Nesta direção, portanto, o Oriente redescoberto nessa época vinha sendo interpretado enquanto resposta a esses anseios da cultura ocidental, na medida tanto mais significativa quanto mais suas culturas pareciam desvendar uma “religiosidade” bastante peculiar quando não umas preocupações morais autonomizadas em relação à religião. E se nem sempre a estrutura tranquilizadora (a leitura sub specie religionis) conseguia absolver sua função, por outro lado o estabelecimento de semelhanças e identidades (em termos de compatibilidade) era constituído, enfim, na base de uma interpretação “moral” de suas “doutrinas”: esboçava-se, assim, uma dimensão “política” que vinha preenchendo os limites da difícil compatibilização “religiosa”.

Por outro lado, vale a pena levar em consideração uma característica política (e “religiosa”) interna às próprias culturas orientais: e, tanto nela quanto na tradução jesuítica desta tradição, encontramos, de fato, a exemplificação mais representativa desses pressupostos e, na base deles, do impor-se da nova estratégia missionária jesuítica. Foi dessa maneira, enfim, que o os missionários jesuítas conseguiram, de algum modo, relativizar sua ação e seus instrumentos culturais adaptando-os à situação cultural específica na qual estavam atuando: e a nova estratégia foi se delineando, pelo menos, desde meado do século XVI.
Exemplo significativo que delineia o impor-se da nova estratégia missionária jesuítica no Oriente é, entre outros, aquele relativo ao Japão: derrubando a anterior política de discriminação contra o clero indígena instaurada por Francisco Cabral, primeiro superior da missão, com a virada da política jesuítica proposta pelo visitador Alessandro Valignano, os missionários se encontraram na possibilidade (e na necessidade) de adotar uma “política de adaptação” com os senhores feudais (daimyo) contra o budismo que se tornava seu comum e principal inimigo (acompanhando, por exemplo, os samurai cristãos para a guerra com o capelão jesuíta e com as bandeiras que representavam a cruz!): e tudo isso quando, paradoxalmente, muitos jesuítas japoneses foram monges budistas. Enfim, no esforço missionário que se destinava a realizar a tentativa de uma possível convivência com uma cultura estranha, a compatibilidade com a Escritura judaico-cristã entrecruzava-se, necessariamente, com um sistema de compatibilidades dentro do qual, segundo o entendimento dos jesuítas, chineses e japoneses deveriam poder inserir-se, partindo de sua peculiar ótica cultural.
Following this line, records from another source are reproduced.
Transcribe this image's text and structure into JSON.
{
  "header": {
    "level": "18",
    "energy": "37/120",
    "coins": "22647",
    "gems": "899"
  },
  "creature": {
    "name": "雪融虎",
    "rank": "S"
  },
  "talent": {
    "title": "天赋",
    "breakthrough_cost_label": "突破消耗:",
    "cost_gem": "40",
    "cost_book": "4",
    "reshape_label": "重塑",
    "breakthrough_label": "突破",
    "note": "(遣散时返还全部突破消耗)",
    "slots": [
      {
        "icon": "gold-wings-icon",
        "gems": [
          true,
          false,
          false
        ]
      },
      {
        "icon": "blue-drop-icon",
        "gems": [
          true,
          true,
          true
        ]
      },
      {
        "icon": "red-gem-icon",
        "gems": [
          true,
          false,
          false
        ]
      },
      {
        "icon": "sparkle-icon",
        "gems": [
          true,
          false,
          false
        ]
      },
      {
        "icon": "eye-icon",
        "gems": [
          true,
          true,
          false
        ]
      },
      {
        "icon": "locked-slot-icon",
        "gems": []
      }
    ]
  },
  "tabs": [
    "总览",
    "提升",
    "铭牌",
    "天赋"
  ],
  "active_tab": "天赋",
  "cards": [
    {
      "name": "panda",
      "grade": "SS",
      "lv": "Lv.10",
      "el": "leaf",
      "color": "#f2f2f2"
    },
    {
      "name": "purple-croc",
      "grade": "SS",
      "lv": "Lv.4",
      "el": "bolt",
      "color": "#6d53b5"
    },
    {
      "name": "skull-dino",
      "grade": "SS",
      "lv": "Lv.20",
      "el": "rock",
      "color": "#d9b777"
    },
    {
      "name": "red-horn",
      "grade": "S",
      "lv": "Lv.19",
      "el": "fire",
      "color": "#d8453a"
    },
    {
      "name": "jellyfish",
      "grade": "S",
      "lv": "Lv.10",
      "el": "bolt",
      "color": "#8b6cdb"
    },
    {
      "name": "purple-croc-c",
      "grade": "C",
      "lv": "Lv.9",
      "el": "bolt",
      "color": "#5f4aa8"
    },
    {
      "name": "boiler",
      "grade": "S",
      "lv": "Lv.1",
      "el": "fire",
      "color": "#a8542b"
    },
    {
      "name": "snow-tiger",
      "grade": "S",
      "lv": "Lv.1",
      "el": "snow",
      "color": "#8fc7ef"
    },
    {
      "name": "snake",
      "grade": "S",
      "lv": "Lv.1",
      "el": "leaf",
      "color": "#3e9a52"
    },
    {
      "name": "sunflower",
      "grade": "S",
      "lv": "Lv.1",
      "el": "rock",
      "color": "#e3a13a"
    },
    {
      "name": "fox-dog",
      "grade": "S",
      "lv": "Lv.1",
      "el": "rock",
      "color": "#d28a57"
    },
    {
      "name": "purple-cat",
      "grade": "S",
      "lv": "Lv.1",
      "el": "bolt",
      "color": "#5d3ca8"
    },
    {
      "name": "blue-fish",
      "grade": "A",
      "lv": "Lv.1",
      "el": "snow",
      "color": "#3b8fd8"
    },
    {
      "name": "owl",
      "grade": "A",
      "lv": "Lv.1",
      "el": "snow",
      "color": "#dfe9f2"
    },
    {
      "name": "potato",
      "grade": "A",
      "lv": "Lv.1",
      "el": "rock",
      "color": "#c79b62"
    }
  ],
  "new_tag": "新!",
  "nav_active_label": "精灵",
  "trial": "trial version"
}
Além do mais, precisamos destacar uma característica contextual que diferencia profundamente a situação das missões no Oriente com relação àquelas das Índias ocidentais: esta diferenciação se encontra, sem dúvida, na base das profundas diferenças de estratégias que, nos diferentes contextos, os missionários tiveram que adotar. No caso da conquista da América, permanece fora de dúvida o fato de que se tratou, antes de mais nada, de uma conquista baseada no uso da força: as próprias missões cristãs dependiam, neste caso, antes que da própria ordem religiosa (com suas peculiares estratégias de “conquista de almas”), da ordem criada pelas armas dos espanhóis e dos portugueses. Em contraposição à América, a situação das missões na Índia, no Japão e na China encontrava-se profundamente diferenciada: aqui os missionários podiam contar somente com as próprias capacidades. E se, entre o Atlântico e o Índico, o esforço comum do próprio missionário em terra de missão era, em princípio, sobretudo aquele de traduzir, possivelmente de forma clara e sem equívocos, a mensagem evangélica, entre as refinadas culturas asiáticas a ação evangelizadora teve que propor-se com muito maior cuidado para não trair e extraviar a própria mensagem.
Diferentemente do caso americano, no caso das missões no Oriente, a alteridade se constituía não mais numa oposição que criasse um mecanismo de recíproca complementariedade, mas numa significativa “oposição de alternativas”. Confirmação disso é o fato de que, no século XVI, as duas máximas autoridades jesuíticas neste lado do mundo, o Pe. Valignano , em Goa, e o Pe. Francisco Cabral , em Macau, deram início a uma áspera polêmica – através de suas respectivas correspondências para o geral da Companhia, Claudio Aquaviva  – em relação a uma oposição radical a respeito dos programas e dos métodos missionários. Nesta disputa, Valignano acabou impondo um próprio Livro das regras ou, como foi geralmente definido, Cerimonial. Sua aprovação não foi concedida sem reservas. As Regras dos ofícios, que entraram em vigor definitivamente em 1592, foram, enfim, o resultado de uma longa contratação.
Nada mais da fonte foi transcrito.